While that’s true for residential construction, it’s not true for retail or for hotels, said Salvatore (who completed his new New Haven hotel a year before the pandemic struck). He did offer hope that companies making long-term decisions to move offices out of New York might open satellites in New Haven, though he said it’s too early to tell.
Similarly, work is going full tilt on the “Whit,” which is bringing 230 apartments to Olive Street between Water and Chapel Streets and then across the street (pictured) next to the Smoothie building …
… and a block (or less) away at the “87 Union” site, where Darren Seid’s company Epimoni is building 299 market-rate apartments across from the dog park at Union Street and Chapel.

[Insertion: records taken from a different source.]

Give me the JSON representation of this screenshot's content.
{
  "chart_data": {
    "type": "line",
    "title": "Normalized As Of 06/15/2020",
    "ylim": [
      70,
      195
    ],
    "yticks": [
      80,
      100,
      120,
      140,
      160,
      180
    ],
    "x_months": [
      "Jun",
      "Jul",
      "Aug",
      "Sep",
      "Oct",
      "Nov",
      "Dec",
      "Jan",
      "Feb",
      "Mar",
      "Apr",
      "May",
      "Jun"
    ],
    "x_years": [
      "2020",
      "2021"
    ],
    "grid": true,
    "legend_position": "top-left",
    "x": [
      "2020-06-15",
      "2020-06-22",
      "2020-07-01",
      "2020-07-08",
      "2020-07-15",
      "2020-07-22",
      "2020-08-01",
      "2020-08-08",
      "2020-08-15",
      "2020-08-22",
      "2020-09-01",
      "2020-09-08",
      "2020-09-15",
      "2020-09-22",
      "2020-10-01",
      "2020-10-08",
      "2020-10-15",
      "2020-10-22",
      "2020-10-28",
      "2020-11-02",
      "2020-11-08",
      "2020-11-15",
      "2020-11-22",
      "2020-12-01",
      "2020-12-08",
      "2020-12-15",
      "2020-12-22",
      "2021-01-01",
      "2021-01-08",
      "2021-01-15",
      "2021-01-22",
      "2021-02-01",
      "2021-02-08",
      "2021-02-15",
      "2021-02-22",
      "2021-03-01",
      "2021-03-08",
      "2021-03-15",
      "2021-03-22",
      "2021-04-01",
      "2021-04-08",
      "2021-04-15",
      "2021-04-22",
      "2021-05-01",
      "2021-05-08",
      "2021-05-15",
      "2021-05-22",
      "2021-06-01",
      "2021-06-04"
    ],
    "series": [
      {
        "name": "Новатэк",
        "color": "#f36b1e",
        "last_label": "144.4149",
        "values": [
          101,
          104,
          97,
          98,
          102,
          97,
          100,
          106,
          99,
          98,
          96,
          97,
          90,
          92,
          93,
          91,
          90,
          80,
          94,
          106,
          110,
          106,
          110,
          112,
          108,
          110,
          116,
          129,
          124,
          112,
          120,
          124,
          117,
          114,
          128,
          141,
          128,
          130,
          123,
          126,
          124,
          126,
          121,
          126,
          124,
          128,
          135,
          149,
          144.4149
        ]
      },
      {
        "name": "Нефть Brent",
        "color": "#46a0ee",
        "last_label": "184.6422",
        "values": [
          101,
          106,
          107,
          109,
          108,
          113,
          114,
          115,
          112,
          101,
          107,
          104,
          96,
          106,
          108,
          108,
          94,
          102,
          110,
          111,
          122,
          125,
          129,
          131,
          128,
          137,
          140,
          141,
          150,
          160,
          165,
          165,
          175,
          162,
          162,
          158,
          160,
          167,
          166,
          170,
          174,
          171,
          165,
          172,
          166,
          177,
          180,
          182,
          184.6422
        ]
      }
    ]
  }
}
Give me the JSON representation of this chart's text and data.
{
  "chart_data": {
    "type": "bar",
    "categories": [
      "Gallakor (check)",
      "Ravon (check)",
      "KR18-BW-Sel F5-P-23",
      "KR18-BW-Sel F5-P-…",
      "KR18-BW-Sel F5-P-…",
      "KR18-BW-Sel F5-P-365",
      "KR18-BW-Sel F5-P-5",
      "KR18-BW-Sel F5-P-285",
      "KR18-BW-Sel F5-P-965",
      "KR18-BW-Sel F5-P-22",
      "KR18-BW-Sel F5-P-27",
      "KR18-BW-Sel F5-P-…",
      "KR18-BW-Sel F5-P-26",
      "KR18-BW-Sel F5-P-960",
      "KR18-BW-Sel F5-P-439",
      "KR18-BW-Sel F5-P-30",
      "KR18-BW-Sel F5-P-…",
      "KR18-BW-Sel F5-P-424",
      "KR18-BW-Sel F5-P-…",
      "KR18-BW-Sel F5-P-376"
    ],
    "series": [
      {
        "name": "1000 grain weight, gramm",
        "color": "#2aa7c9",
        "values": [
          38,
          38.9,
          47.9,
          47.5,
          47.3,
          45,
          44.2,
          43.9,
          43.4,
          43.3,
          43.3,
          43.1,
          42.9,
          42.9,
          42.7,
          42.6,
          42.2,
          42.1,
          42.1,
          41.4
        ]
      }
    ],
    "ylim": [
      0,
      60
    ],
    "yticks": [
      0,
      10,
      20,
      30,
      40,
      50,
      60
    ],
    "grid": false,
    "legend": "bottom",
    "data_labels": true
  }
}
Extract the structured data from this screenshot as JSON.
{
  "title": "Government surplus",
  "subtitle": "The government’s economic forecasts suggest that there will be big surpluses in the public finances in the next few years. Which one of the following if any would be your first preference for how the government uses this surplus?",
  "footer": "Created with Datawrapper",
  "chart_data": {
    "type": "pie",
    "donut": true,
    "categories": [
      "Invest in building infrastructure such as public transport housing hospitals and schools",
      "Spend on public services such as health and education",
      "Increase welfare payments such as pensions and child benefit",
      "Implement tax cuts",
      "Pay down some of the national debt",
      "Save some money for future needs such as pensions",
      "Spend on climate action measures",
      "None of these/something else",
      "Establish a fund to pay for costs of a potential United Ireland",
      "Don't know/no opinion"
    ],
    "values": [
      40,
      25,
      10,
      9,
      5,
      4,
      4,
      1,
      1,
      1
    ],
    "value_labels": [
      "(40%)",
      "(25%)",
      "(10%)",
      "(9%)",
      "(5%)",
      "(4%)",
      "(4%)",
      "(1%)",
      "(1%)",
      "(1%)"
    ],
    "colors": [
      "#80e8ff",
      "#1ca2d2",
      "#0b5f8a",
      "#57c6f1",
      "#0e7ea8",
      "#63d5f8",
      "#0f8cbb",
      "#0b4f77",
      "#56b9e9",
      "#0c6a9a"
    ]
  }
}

On Tuesday his crew was putting wood panels on the second story of the concrete podium. “We believe we may hit our original target” for opening, said Seid (who declined to make that date public at this point). “Fortunately we locked in some contracts” and were able to swing with supply chain disruptions.
Nick Falker of Cambridge Realty Partners said his six-story, 44-unit 104 Howe St. building, where work has remained steady since the pandemic began, is on track to open in July 2021, just a month later than originally envisioned.
Work has been at a standstill at 201 Munson St., where ownership changes have stalled construction of an approved 400-unit complex. Developer Jeffrey Chung told the Independent Monday that he’s waiting to close on a pending financing deal that got delayed, then plans to “go full steam ahead.”
The Omni Hotel downtown has been a ghost town, amid fears that it will be among the locations the chain closes for good even after the pandemic subsides. But Otis Shepherd of Omni Hotels & Resorts informed the Independent by email Tuesday that the Temple Street location is scheduled to reopen Aug. 17. Omni received over $1 million in federal Paycheck Protection Program money to keep the business afloat.
But even if it reopens, the terms of that reopening might cause controversy, according to Connie Holt, secretary-treasurer of UNITE HERE Local 217, which represents the workers at the hotel. She issued the following statement: “Workers at the Omni New Haven have fought hard to win decent wages and benefits. Hotel management was quick to lay workers off and kick them off of their healthcare early in the pandemic. The union tried to negotiate a continuation of healthcare and wages, but Omni refused. Now, they’ve approached us with a proposal involving massive subcontracting and deep service cuts. What is Omni’s commitment to making sure workers survive this crisis and that New Haven has good jobs on the other side?”
Meanwhile, one budding hotel project is actually getting off the ground despite the industry headwinds. Or at least getting prepared. Crews have been working at the empty former Pirelli building next to IKEA on Long Wharf, doing abatement to prepare for work to begin on converting it to an up-to 165-room hotel. That could happen in as soon as 30 days, according to developer Bruce Becker. He said the financing commitment is in place. “We may be the only one breaking ground this year” on a hotel, he said. Given the hiatus in demand for rooms, “we’re not rushing,” but he still anticipates completing the project in 2021, he said.